When pure collaborative filtering wins

If you have plenty of interactions per user and the catalog is reasonably small/dense, neighborhood CF (ItemKNN) or matrix factorization (SVD, ALS) is hard to beat on accuracy. The MovieLens benchmark is a canonical example: ratings are dense, the catalog is bounded, and ItemKNN / UserKNN / SVD cluster within 1-2% of each other on precision and NDCG.

When you need content

Three signs:

  1. Cold-start items. A new item with zero ratings is invisible to CF; ContentBased can score it from features alone.
  2. Long-tail discovery. CF tends to collapse onto popular items. Content surfaces niches that share features with what a user already liked.
  3. Explainability. ContentBased.recommend_with_reasons returns a per-recommendation reason ("shared tags: fantasy, magic"), which CF can't.

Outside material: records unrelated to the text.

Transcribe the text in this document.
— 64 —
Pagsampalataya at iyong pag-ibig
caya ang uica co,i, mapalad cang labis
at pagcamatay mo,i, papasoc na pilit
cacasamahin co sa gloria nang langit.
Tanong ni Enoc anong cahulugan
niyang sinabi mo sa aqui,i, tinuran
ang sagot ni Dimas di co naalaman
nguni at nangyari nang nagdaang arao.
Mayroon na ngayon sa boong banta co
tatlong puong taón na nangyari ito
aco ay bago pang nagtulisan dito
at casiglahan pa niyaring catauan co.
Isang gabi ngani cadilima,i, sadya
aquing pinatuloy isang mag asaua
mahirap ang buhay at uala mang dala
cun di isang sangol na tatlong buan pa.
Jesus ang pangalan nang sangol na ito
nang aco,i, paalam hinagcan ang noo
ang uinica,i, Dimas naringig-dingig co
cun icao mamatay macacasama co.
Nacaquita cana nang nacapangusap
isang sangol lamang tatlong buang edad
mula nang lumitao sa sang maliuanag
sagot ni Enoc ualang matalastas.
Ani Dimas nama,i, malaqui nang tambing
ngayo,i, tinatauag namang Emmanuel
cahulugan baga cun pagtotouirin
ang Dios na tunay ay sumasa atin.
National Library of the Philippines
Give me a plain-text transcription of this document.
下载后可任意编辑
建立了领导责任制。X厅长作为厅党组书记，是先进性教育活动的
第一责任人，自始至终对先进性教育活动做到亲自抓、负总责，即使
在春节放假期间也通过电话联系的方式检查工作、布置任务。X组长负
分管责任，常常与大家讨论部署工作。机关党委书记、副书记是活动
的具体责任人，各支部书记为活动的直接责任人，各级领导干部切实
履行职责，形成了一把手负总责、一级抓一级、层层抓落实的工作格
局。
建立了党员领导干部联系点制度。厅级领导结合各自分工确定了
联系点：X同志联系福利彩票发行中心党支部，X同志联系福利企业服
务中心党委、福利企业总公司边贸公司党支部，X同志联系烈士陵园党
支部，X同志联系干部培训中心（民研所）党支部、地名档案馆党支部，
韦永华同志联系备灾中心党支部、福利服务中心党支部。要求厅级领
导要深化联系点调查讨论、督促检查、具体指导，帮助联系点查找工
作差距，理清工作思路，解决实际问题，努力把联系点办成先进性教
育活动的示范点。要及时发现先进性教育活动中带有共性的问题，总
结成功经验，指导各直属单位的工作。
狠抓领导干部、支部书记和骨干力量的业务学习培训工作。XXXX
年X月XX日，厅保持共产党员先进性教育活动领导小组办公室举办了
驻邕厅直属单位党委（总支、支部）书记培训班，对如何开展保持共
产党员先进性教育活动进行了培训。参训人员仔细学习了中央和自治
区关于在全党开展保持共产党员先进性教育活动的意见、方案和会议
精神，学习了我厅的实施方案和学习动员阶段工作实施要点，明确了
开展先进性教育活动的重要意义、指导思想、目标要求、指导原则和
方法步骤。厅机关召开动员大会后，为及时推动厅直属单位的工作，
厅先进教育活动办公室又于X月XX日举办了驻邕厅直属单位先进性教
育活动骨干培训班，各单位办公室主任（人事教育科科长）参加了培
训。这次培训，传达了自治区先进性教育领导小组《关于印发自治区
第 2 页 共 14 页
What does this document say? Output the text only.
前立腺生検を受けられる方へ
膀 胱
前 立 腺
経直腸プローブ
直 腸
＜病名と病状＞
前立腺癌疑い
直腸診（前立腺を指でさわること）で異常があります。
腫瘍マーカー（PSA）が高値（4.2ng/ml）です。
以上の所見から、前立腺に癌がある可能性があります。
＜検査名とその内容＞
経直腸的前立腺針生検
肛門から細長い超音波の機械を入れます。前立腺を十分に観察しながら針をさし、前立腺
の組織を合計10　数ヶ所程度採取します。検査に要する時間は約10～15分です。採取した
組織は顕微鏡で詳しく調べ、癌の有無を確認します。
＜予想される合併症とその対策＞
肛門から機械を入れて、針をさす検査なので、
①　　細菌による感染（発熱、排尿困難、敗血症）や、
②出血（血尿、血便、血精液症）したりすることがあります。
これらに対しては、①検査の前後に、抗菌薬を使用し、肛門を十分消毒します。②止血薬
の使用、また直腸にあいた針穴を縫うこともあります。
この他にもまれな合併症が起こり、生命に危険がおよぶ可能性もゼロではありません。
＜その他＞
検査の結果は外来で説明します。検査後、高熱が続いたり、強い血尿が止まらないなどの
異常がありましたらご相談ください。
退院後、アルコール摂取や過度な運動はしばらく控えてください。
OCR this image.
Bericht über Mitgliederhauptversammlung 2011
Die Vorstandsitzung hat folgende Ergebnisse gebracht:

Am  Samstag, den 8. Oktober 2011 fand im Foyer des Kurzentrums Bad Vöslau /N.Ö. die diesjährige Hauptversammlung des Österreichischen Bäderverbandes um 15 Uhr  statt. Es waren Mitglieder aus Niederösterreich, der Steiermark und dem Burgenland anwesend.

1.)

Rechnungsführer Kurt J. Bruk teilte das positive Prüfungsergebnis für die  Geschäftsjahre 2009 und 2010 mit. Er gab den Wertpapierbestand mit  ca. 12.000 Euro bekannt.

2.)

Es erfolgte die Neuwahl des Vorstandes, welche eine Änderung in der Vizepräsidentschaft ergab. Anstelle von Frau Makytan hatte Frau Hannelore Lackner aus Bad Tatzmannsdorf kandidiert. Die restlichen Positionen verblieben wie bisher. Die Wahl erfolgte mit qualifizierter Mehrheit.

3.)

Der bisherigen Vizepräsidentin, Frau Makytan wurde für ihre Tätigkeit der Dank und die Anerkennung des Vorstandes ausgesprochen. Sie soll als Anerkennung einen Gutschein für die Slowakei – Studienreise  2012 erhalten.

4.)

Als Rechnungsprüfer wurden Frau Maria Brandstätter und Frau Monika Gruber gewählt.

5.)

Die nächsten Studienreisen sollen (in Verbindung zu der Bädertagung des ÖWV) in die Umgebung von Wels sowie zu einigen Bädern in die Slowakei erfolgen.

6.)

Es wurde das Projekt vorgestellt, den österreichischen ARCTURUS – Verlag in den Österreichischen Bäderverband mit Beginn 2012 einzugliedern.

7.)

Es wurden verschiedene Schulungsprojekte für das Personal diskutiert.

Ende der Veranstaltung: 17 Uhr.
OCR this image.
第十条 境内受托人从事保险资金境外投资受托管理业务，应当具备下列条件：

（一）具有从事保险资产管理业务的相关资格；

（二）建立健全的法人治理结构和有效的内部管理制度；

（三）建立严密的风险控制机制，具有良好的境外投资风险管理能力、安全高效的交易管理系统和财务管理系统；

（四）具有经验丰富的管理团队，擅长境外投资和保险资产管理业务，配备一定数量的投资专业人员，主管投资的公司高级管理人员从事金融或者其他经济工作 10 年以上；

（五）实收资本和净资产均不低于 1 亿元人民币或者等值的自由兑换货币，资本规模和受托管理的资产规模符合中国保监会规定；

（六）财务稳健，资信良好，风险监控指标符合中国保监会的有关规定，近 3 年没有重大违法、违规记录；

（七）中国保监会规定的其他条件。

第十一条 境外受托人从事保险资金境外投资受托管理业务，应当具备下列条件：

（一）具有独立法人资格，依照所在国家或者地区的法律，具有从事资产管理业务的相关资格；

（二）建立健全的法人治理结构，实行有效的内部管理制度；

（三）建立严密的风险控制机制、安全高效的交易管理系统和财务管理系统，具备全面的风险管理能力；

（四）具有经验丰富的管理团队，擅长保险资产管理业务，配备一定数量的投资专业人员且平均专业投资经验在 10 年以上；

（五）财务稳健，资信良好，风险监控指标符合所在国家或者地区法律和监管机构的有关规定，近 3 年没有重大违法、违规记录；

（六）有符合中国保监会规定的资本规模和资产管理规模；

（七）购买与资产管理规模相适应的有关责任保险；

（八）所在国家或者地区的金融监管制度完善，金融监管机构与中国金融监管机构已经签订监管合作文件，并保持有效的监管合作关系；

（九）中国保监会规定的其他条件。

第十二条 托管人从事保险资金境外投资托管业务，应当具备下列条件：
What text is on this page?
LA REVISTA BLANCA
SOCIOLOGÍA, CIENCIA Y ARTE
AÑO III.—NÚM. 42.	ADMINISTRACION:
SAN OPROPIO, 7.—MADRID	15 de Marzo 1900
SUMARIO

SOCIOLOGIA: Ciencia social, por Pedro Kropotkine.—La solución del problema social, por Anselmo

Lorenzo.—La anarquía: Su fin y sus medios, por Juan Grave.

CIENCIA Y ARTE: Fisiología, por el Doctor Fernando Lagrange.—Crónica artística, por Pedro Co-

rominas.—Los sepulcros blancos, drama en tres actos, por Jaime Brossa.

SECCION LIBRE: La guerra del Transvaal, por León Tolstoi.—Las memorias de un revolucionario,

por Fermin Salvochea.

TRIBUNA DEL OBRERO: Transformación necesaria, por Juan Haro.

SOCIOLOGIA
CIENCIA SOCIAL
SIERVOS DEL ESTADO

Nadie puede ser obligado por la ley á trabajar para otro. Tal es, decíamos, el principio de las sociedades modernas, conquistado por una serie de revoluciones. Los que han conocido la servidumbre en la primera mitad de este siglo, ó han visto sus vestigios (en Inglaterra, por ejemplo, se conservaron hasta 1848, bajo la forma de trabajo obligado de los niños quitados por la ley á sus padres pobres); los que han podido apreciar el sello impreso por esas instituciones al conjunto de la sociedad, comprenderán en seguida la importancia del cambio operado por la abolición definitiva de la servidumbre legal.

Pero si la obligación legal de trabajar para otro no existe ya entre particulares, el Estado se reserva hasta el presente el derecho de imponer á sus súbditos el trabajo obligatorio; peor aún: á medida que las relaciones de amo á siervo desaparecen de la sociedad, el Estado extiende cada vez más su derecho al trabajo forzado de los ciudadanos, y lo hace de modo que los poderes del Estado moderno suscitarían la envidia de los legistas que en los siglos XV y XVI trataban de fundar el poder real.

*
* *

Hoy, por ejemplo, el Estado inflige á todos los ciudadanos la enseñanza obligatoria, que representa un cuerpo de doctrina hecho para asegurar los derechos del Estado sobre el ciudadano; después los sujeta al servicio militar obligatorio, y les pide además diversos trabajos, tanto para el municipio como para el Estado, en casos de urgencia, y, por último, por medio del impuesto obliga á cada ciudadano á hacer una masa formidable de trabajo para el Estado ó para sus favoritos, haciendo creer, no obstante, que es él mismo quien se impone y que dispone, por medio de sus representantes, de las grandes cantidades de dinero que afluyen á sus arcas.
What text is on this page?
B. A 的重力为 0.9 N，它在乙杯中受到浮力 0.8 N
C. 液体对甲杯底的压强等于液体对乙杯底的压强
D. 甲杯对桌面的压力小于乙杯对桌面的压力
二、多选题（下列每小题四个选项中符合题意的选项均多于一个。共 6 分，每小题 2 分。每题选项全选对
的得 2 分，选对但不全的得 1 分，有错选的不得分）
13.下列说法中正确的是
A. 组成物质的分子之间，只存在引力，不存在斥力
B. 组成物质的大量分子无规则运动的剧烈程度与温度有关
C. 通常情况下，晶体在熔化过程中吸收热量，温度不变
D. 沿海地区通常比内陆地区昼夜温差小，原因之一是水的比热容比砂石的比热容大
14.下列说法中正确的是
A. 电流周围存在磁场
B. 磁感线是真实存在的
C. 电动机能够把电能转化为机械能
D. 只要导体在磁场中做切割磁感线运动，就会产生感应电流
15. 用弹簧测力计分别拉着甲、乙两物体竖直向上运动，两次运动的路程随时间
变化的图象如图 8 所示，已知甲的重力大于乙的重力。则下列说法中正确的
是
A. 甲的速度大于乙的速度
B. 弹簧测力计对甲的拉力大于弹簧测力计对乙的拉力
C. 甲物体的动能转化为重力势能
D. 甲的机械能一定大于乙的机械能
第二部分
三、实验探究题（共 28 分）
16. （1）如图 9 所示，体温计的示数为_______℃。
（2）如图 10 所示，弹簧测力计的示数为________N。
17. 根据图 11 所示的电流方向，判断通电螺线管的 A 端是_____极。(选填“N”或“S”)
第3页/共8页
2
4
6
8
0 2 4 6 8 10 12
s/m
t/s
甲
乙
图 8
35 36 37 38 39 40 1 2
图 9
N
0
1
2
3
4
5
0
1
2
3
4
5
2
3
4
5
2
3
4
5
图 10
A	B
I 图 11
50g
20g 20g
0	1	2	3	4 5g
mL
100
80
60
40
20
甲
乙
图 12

recommender_systems.books.build_tag_recommender turns a goodbooks-style tag table into a ContentBased via TF-IDF in one call. Compose it with a CF recommender by hand through HybridRecommender(...) for a hybrid pipeline.

When you need a learned latent space

When the data is large enough that n_factors << min(n_users, n_items) is a useful compression, and you want a single dense user/item embedding you can use elsewhere (clustering, search, downstream models), reach for SVD, ALS, or TwoTowerCF. SVD is the simplest (truncated SVD on the rating matrix); ALS converges in fewer epochs at the cost of per-epoch work; TwoTowerCF extends naturally if you want to drop side information into either tower.

When you need implicit-feedback ranking

BPR and ALS both target the implicit setting (presence of an interaction, not its rating). They optimize different objectives — sigmoid-margin ranking loss (BPR) vs confidence-weighted regularized least squares (ALS) — and converge differently. ALS gets close to its final quality in 10-15 epochs; BPR needs more passes but is simpler to extend with custom samplers.

Composing

HybridRecommender fuses two or more fitted recommenders' top-N output via weighted reciprocal-rank fusion. The hybrid never needs to peek inside its components, so anything implementing the Recommender interface composes — including another hybrid.

Reasonable defaults to start

# Strong CF baseline.
ItemKNN(k=20)

# Explicit-feedback latent factor.
SVD(n_factors=50, random_state=0)

# Implicit feedback, fast to fit.
ALS(n_factors=32, epochs=15, random_state=0)

# Content-only or content-aware hybrid.
ContentBased(item_features=tfidf_or_embeddings)

These match what scripts/benchmark.py and scripts/benchmark_goodbooks.py ship with.